Self-RAG and CRAG — when to retrieve, when to skip, when to correct

Three RAG philosophies

Naive RAG. Every query → retrieve → answer. Simple; uniform cost; sometimes retrieves when it shouldn’t (chitchat) and sometimes doesn’t retrieve enough (the first hits weren’t great).

Self-RAG. The LLM is trained (or prompted) to emit special tokens that signal “I should retrieve now” or “I have what I need.” Retrieval becomes a runtime decision the LLM makes.

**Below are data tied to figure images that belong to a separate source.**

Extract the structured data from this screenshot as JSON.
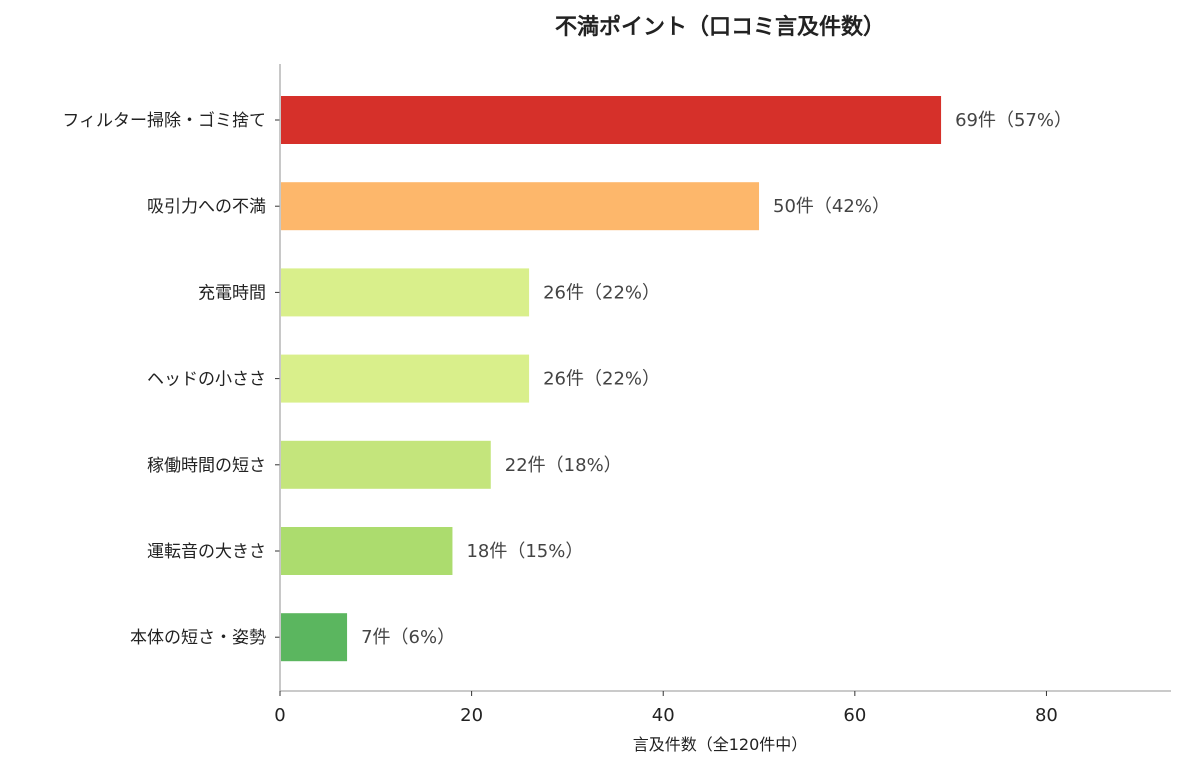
{
  "chart_data": {
    "type": "bar",
    "orientation": "horizontal",
    "title": "不満ポイント（口コミ言及件数）",
    "xlabel": "言及件数（全120件中）",
    "ylabel": "",
    "xlim": [
      0,
      93
    ],
    "xticks": [
      0,
      20,
      40,
      60,
      80
    ],
    "xtick_labels": [
      "0",
      "20",
      "40",
      "60",
      "80"
    ],
    "grid": false,
    "categories": [
      "フィルター掃除・ゴミ捨て",
      "吸引力への不満",
      "充電時間",
      "ヘッドの小ささ",
      "稼働時間の短さ",
      "運転音の大きさ",
      "本体の短さ・姿勢"
    ],
    "values": [
      69,
      50,
      26,
      26,
      22,
      18,
      7
    ],
    "value_labels": [
      "69件（57%）",
      "50件（42%）",
      "26件（22%）",
      "26件（22%）",
      "22件（18%）",
      "18件（15%）",
      "7件（6%）"
    ],
    "colors": [
      "#d6302a",
      "#fdb76b",
      "#d9ef8b",
      "#d9ef8b",
      "#c4e57c",
      "#acdc6e",
      "#5bb65f"
    ]
  }
}
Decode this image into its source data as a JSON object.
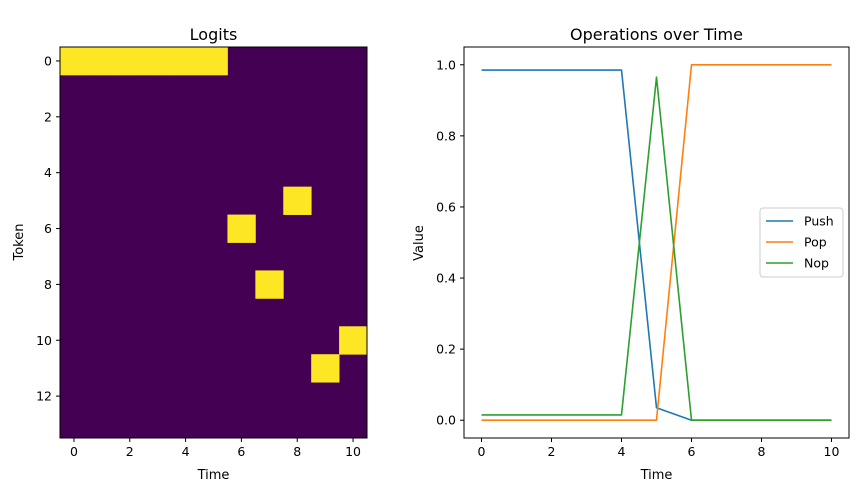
{
  "chart_data": [
    {
      "type": "heatmap",
      "title": "Logits",
      "xlabel": "Time",
      "ylabel": "Token",
      "x_ticks": [
        "0",
        "2",
        "4",
        "6",
        "8",
        "10"
      ],
      "y_ticks": [
        "0",
        "2",
        "4",
        "6",
        "8",
        "10",
        "12"
      ],
      "n_cols": 11,
      "n_rows": 14,
      "colors": {
        "low": "#440154",
        "high": "#fde725"
      },
      "active_cells": [
        {
          "time": 0,
          "token": 0
        },
        {
          "time": 1,
          "token": 0
        },
        {
          "time": 2,
          "token": 0
        },
        {
          "time": 3,
          "token": 0
        },
        {
          "time": 4,
          "token": 0
        },
        {
          "time": 5,
          "token": 0
        },
        {
          "time": 6,
          "token": 6
        },
        {
          "time": 7,
          "token": 8
        },
        {
          "time": 8,
          "token": 5
        },
        {
          "time": 9,
          "token": 11
        },
        {
          "time": 10,
          "token": 10
        }
      ]
    },
    {
      "type": "line",
      "title": "Operations over Time",
      "xlabel": "Time",
      "ylabel": "Value",
      "xlim": [
        -0.5,
        10.5
      ],
      "ylim": [
        -0.05,
        1.05
      ],
      "x_ticks": [
        "0",
        "2",
        "4",
        "6",
        "8",
        "10"
      ],
      "y_ticks": [
        "0.0",
        "0.2",
        "0.4",
        "0.6",
        "0.8",
        "1.0"
      ],
      "legend_position": "center-right",
      "x": [
        0,
        1,
        2,
        3,
        4,
        5,
        6,
        7,
        8,
        9,
        10
      ],
      "series": [
        {
          "name": "Push",
          "color": "#1f77b4",
          "values": [
            0.985,
            0.985,
            0.985,
            0.985,
            0.985,
            0.035,
            0.0,
            0.0,
            0.0,
            0.0,
            0.0
          ]
        },
        {
          "name": "Pop",
          "color": "#ff7f0e",
          "values": [
            0.0,
            0.0,
            0.0,
            0.0,
            0.0,
            0.0,
            1.0,
            1.0,
            1.0,
            1.0,
            1.0
          ]
        },
        {
          "name": "Nop",
          "color": "#2ca02c",
          "values": [
            0.015,
            0.015,
            0.015,
            0.015,
            0.015,
            0.965,
            0.0,
            0.0,
            0.0,
            0.0,
            0.0
          ]
        }
      ]
    }
  ]
}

CRAG (Corrective RAG). Retrieve normally; then a small classifier scores the retrieved content as “correct / ambiguous / incorrect.” If incorrect, do a web search (or alternate corpus) to correct. If ambiguous, mix.

When each pays back

Self-RAG is the right pick when: - Query distribution mixes chitchat with substantive questions (“hi” doesn’t need retrieval; “what’s the refund policy” does). - LLM cost dwarfs retrieval cost; saving retrieval is cheap, saving LLM calls is expensive. - You have a model that supports the special tokens or can be prompted into the pattern reliably.

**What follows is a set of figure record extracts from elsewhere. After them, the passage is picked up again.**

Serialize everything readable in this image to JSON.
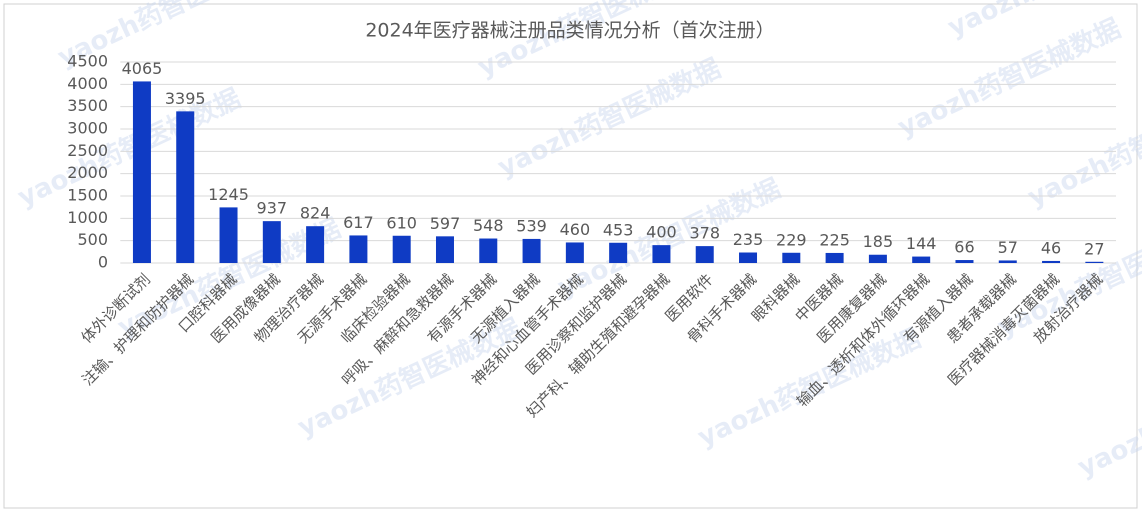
{
  "chart_data": {
    "type": "bar",
    "title": "2024年医疗器械注册品类情况分析（首次注册）",
    "watermark": "yaozh药智医械数据",
    "categories": [
      "体外诊断试剂",
      "注输、护理和防护器械",
      "口腔科器械",
      "医用成像器械",
      "物理治疗器械",
      "无源手术器械",
      "临床检验器械",
      "呼吸、麻醉和急救器械",
      "有源手术器械",
      "无源植入器械",
      "神经和心血管手术器械",
      "医用诊察和监护器械",
      "妇产科、辅助生殖和避孕器械",
      "医用软件",
      "骨科手术器械",
      "眼科器械",
      "中医器械",
      "医用康复器械",
      "输血、透析和体外循环器械",
      "有源植入器械",
      "患者承载器械",
      "医疗器械消毒灭菌器械",
      "放射治疗器械"
    ],
    "values": [
      4065,
      3395,
      1245,
      937,
      824,
      617,
      610,
      597,
      548,
      539,
      460,
      453,
      400,
      378,
      235,
      229,
      225,
      185,
      144,
      66,
      57,
      46,
      27
    ],
    "color": "#0f3bc4",
    "ylim": [
      0,
      4500
    ],
    "yticks": [
      0,
      500,
      1000,
      1500,
      2000,
      2500,
      3000,
      3500,
      4000,
      4500
    ],
    "grid": true
  }
}
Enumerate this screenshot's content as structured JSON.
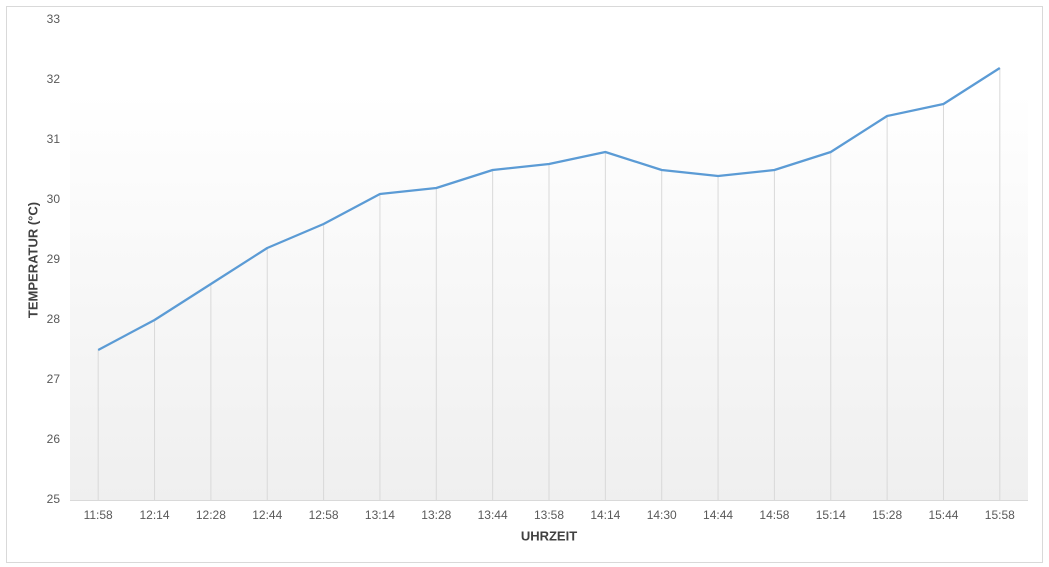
{
  "chart_data": {
    "type": "line",
    "x_label": "UHRZEIT",
    "y_label": "TEMPERATUR (°C)",
    "categories": [
      "11:58",
      "12:14",
      "12:28",
      "12:44",
      "12:58",
      "13:14",
      "13:28",
      "13:44",
      "13:58",
      "14:14",
      "14:30",
      "14:44",
      "14:58",
      "15:14",
      "15:28",
      "15:44",
      "15:58"
    ],
    "series": [
      {
        "name": "Temperatur",
        "color": "#5b9bd5",
        "values": [
          27.5,
          28.0,
          28.6,
          29.2,
          29.6,
          30.1,
          30.2,
          30.5,
          30.6,
          30.8,
          30.5,
          30.4,
          30.5,
          30.8,
          31.4,
          31.6,
          32.2
        ]
      }
    ],
    "ylim": [
      25,
      33
    ],
    "yticks": [
      25,
      26,
      27,
      28,
      29,
      30,
      31,
      32,
      33
    ],
    "drop_lines": true
  }
}
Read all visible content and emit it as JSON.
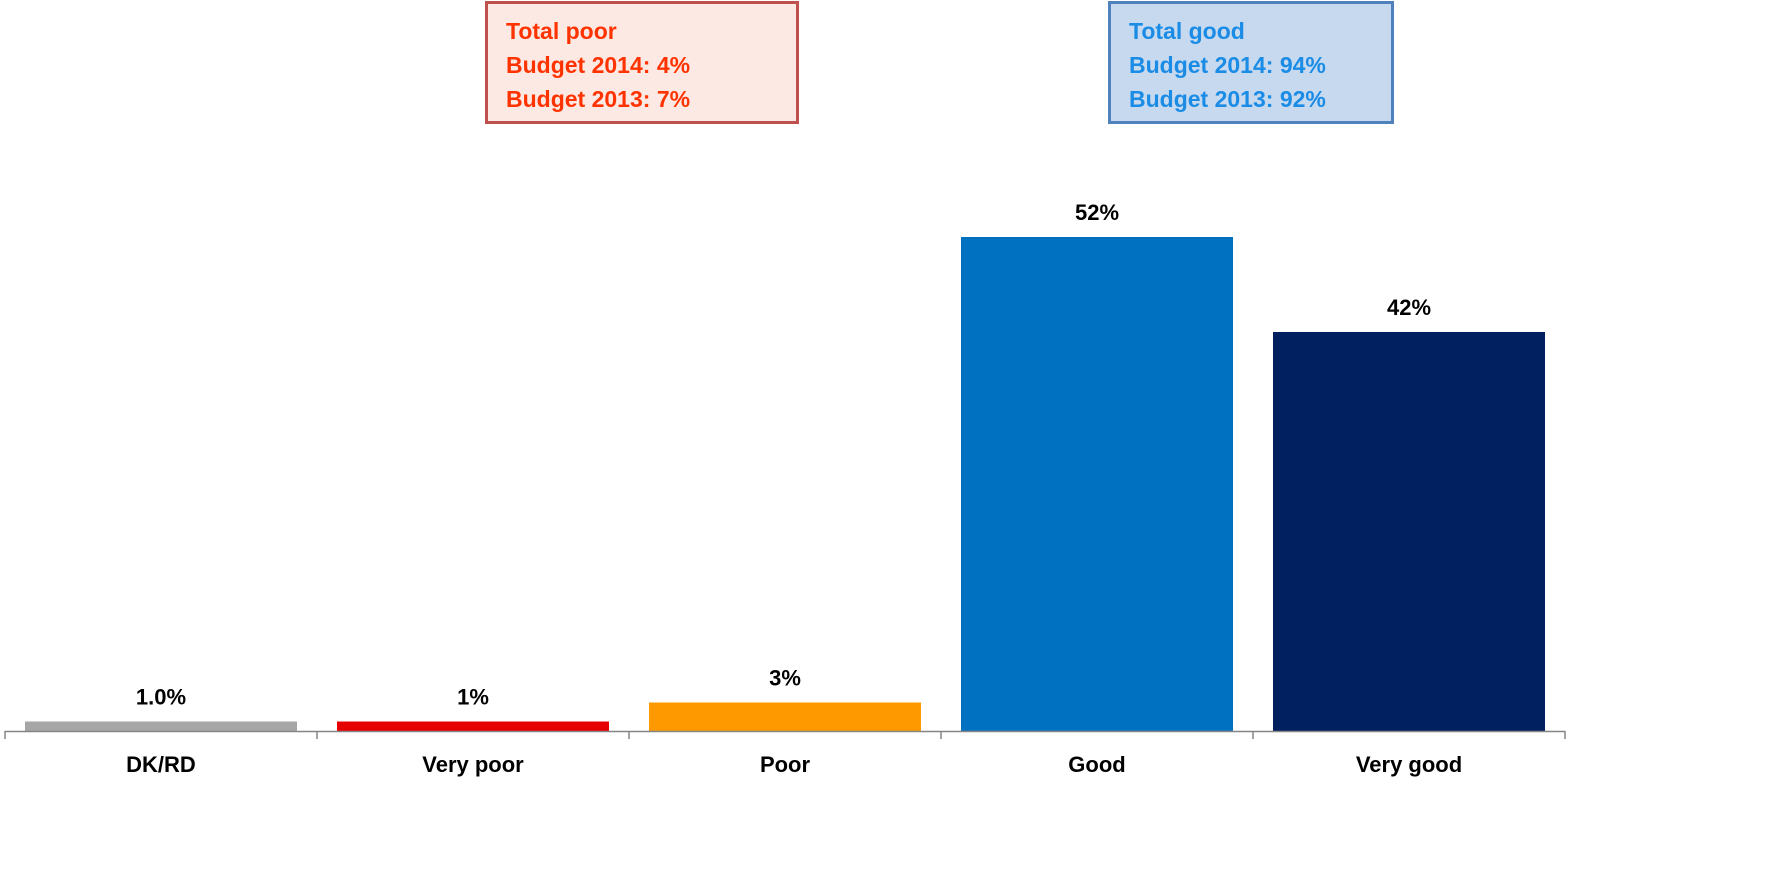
{
  "chart_data": {
    "type": "bar",
    "title": "",
    "xlabel": "",
    "ylabel": "",
    "ylim": [
      0,
      60
    ],
    "categories": [
      "DK/RD",
      "Very poor",
      "Poor",
      "Good",
      "Very good"
    ],
    "values": [
      1.0,
      1,
      3,
      52,
      42
    ],
    "data_labels": [
      "1.0%",
      "1%",
      "3%",
      "52%",
      "42%"
    ],
    "colors": [
      "#a6a6a6",
      "#e60000",
      "#ff9900",
      "#0070c0",
      "#002060"
    ],
    "grid": false,
    "legend": "none"
  },
  "callouts": {
    "poor": {
      "title": "Total poor",
      "line1": "Budget 2014: 4%",
      "line2": "Budget 2013: 7%",
      "text_color": "#ff3300",
      "border_color": "#c0504d",
      "fill_color": "#fde9e3"
    },
    "good": {
      "title": "Total good",
      "line1": "Budget 2014: 94%",
      "line2": "Budget 2013: 92%",
      "text_color": "#1b8ce6",
      "border_color": "#4f81bd",
      "fill_color": "#c6d9ef"
    }
  }
}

CRAG is the right pick when: - Retrieval quality is variable. Some queries get great hits; others get nonsense. - You have a fallback corpus (web search, second-tier KB) that’s worth the cost on the bad-retrieval cases. - You can run a small classifier cheaply (a fine-tuned small model, or a prompted small model).

What CRAG looks like

hits := retriever.Search(ctx, query, k=5)
score := classifier.Score(ctx, query, hits)

switch {
case score.Class == "correct":
    return llm.Answer(ctx, query, hits)
case score.Class == "incorrect":
    fallback := webSearch.Search(ctx, query)
    return llm.Answer(ctx, query, fallback)
case score.Class == "ambiguous":
    merged := mergeHits(hits, webSearch.Search(ctx, query))
    return llm.Answer(ctx, query, merged)
}

The classifier is the load-bearing part. Cheap to run; precise enough; tunable. We used a fine-tuned BERT for one engagement; a Gemini Flash prompt for another. Both worked.

Production numbers

For a customer-support copilot:

Naive RAG: 78% correct answers
Self-RAG: 81% correct, 22% reduction in LLM calls (chitchat skipped retrieval)
CRAG: 87% correct, 31% increase in cost (web search on misses)

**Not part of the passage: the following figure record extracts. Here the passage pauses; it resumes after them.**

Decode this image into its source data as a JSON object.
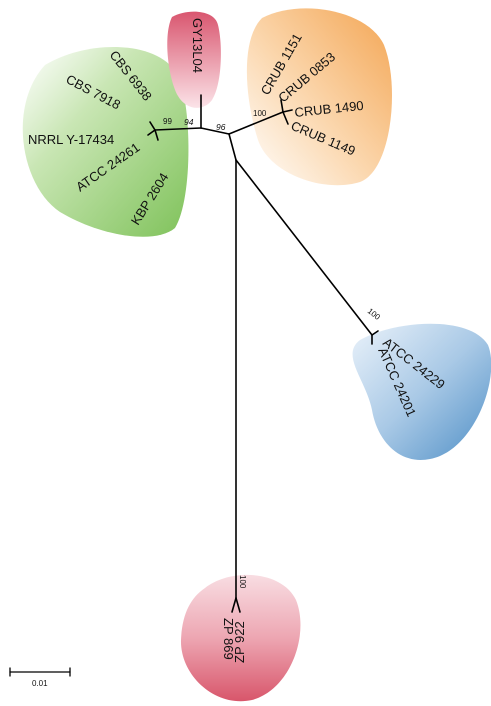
{
  "colors": {
    "green": "#8fcb6a",
    "pink_top": "#e98aa0",
    "orange": "#f6b26b",
    "blue": "#6fa6d4",
    "pink_bottom": "#e8808f"
  },
  "clades": {
    "green": {
      "support": "99",
      "taxa": [
        "CBS 6938",
        "CBS 7918",
        "NRRL Y-17434",
        "ATCC 24261",
        "KBP 2604"
      ]
    },
    "pink_top": {
      "support": "94",
      "taxa": [
        "GY13L04"
      ]
    },
    "orange": {
      "support": "100",
      "taxa": [
        "CRUB 1151",
        "CRUB 0853",
        "CRUB 1490",
        "CRUB 1149"
      ]
    },
    "internal": {
      "support": "96"
    },
    "blue": {
      "support": "100",
      "taxa": [
        "ATCC 24229",
        "ATCC 24201"
      ]
    },
    "pink_bottom": {
      "support": "100",
      "taxa": [
        "ZP 922",
        "ZP 869"
      ]
    }
  },
  "scale_bar": {
    "label": "0.01"
  }
}
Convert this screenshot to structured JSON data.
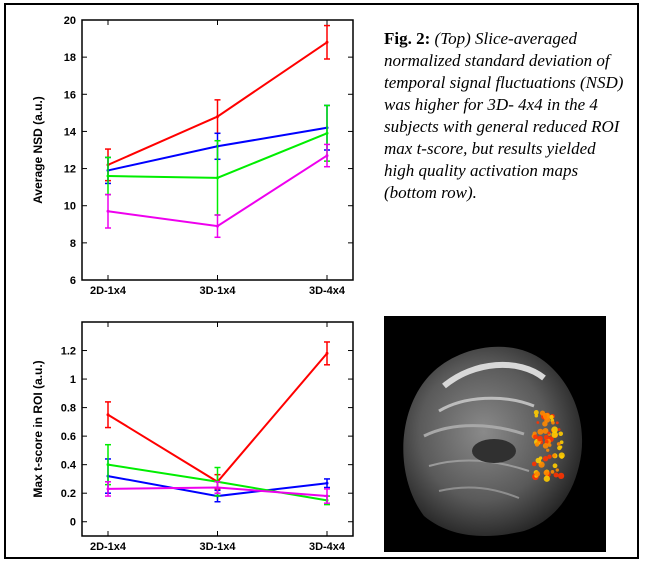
{
  "caption": {
    "label": "Fig. 2:",
    "text": "(Top) Slice-averaged normalized standard deviation of temporal signal fluctuations (NSD) was higher for 3D- 4x4 in the 4 subjects  with general reduced ROI max  t-score, but results yielded high quality  activation maps (bottom row)."
  },
  "chart_data": [
    {
      "type": "line",
      "title": "",
      "xlabel": "",
      "ylabel": "Average NSD (a.u.)",
      "categories": [
        "2D-1x4",
        "3D-1x4",
        "3D-4x4"
      ],
      "ylim": [
        6,
        20
      ],
      "yticks": [
        6,
        8,
        10,
        12,
        14,
        16,
        18,
        20
      ],
      "series": [
        {
          "color": "#ff0000",
          "values": [
            12.2,
            14.8,
            18.8
          ],
          "err": [
            0.85,
            0.9,
            0.9
          ]
        },
        {
          "color": "#0000ff",
          "values": [
            11.9,
            13.2,
            14.2
          ],
          "err": [
            0.7,
            0.7,
            1.2
          ]
        },
        {
          "color": "#00ee00",
          "values": [
            11.6,
            11.5,
            13.9
          ],
          "err": [
            1.0,
            2.0,
            1.5
          ]
        },
        {
          "color": "#ee00ee",
          "values": [
            9.7,
            8.9,
            12.7
          ],
          "err": [
            0.9,
            0.6,
            0.6
          ]
        }
      ]
    },
    {
      "type": "line",
      "title": "",
      "xlabel": "",
      "ylabel": "Max t-score in ROI (a.u.)",
      "categories": [
        "2D-1x4",
        "3D-1x4",
        "3D-4x4"
      ],
      "ylim": [
        -0.1,
        1.4
      ],
      "yticks": [
        0,
        0.2,
        0.4,
        0.6,
        0.8,
        1,
        1.2
      ],
      "series": [
        {
          "color": "#ff0000",
          "values": [
            0.75,
            0.28,
            1.18
          ],
          "err": [
            0.09,
            0.05,
            0.08
          ]
        },
        {
          "color": "#0000ff",
          "values": [
            0.32,
            0.18,
            0.27
          ],
          "err": [
            0.12,
            0.04,
            0.03
          ]
        },
        {
          "color": "#00ee00",
          "values": [
            0.4,
            0.28,
            0.15
          ],
          "err": [
            0.14,
            0.1,
            0.03
          ]
        },
        {
          "color": "#ee00ee",
          "values": [
            0.23,
            0.24,
            0.18
          ],
          "err": [
            0.05,
            0.04,
            0.05
          ]
        }
      ]
    }
  ],
  "image": {
    "overlay_colors": [
      "#ff8800",
      "#ff3300",
      "#ffcc00"
    ]
  }
}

The right choice depends on what you optimise for. Cost-sensitive deployment → Self-RAG. Quality-sensitive → CRAG. Cheapest baseline that works → Naive.

Combine them

The “Adaptive RAG” pattern combines both: Self-RAG for the retrieve-or-not decision, then CRAG for the retrieved content quality. Three classifier runs total (whether to retrieve, retrieved quality, answer-supported), all small.

Genie’s pkg/rag ships naive + hybrid + reranking. CRAG-style corrective retrieval is on the roadmap for the high-stakes use cases (Bancnet, KYC) where wrong retrieval has downstream cost.